The ElliotV5 strategy is a backtesting strategy that utilizes various technical indicators to generate buy and sell signals for trading. Here is a short description of what the strategy does:
The strategy starts by populating indicators such as ADX, Plus Directional Movement (PLUS_DM), Plus Directional Indicator (PLUS_DI), Minus Directional Movement (MINUS_DM), Minus Directional Indicator (MINUS_DI), Aroon, Awesome Oscillator (AO), Keltner Channels (KC), Ultimate Oscillator (UO), Commodity Channel Index (CCI), Relative Strength Index (RSI), Fisher Transform of RSI (Fisher_RSI), Stochastic Oscillator (STOCH), Stochastic Fast (STOCHF), Stochastic RSI (STOCHRSI), Moving Average Convergence Divergence (MACD), Money Flow Index (MFI), Rate of Change (ROC), Bollinger Bands (BB), Parabolic SAR (SAR), Triple Exponential Moving Average (TEMA), Hilbert Transform - SineWave (HT_SINE), and Candlestick patterns. In the ElliotV5 strategy, the populate_indicators() function is responsible for calculating and adding these indicators to the input dataframe.

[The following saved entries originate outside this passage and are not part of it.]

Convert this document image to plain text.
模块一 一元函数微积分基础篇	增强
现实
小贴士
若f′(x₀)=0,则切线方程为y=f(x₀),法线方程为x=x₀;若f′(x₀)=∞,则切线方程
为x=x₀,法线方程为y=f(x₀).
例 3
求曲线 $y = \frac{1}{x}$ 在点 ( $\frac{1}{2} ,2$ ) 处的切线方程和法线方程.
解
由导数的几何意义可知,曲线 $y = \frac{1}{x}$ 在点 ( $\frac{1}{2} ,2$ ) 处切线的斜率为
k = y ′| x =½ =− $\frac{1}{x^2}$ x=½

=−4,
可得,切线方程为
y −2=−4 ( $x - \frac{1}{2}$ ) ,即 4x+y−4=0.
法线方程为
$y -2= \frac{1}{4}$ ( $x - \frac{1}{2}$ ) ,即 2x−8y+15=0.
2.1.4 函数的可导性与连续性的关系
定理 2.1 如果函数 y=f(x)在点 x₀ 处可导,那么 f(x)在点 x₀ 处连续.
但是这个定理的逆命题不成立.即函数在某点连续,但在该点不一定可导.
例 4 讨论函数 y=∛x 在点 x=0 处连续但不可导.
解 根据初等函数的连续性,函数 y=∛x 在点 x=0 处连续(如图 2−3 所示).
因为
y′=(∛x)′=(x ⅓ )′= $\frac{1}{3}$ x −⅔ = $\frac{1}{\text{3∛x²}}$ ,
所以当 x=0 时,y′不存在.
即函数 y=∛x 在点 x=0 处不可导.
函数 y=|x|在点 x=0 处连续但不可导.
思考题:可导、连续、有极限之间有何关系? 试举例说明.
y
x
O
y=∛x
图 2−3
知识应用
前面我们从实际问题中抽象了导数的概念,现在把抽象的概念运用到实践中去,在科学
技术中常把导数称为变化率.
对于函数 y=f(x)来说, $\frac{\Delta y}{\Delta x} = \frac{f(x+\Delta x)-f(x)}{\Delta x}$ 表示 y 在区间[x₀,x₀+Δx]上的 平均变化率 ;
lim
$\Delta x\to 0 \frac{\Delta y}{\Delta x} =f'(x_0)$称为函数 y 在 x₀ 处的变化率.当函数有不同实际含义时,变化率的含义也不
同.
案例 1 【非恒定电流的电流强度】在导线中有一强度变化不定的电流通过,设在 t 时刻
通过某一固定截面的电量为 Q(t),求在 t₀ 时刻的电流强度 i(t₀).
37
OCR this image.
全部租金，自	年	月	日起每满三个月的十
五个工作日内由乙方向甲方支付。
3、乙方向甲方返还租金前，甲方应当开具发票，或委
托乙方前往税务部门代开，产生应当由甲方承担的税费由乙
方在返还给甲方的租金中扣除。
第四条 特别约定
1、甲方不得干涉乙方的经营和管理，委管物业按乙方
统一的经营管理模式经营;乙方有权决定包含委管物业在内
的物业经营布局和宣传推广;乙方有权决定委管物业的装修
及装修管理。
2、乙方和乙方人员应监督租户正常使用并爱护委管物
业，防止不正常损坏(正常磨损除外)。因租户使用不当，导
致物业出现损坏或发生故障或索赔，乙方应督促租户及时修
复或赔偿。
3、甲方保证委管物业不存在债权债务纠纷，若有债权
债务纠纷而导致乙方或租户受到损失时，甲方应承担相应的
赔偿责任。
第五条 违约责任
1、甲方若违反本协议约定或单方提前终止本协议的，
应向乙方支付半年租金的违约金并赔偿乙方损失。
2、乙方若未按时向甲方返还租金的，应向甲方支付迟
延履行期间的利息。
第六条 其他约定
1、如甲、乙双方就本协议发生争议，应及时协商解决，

Next, the strategy defines conditions for generating buy signals in the populate_buy_trend() function.
These conditions involve comparing the closing price, moving averages (EMA), Elliott Wave Oscillator (EWO), and RSI with specified thresholds and offsets.
If the conditions are met, a 'buy' signal is assigned to the corresponding rows in the dataframe. Similarly, the populate_sell_trend() function defines conditions for generating sell signals. In this case, the condition involves comparing the closing price with a moving average multiplied by a specified high offset. If the condition is met, a 'sell' signal is assigned to the corresponding rows in the dataframe. Overall, the ElliotV5 strategy uses a combination of technical indicators and predefined conditions to determine buy and sell signals for trading.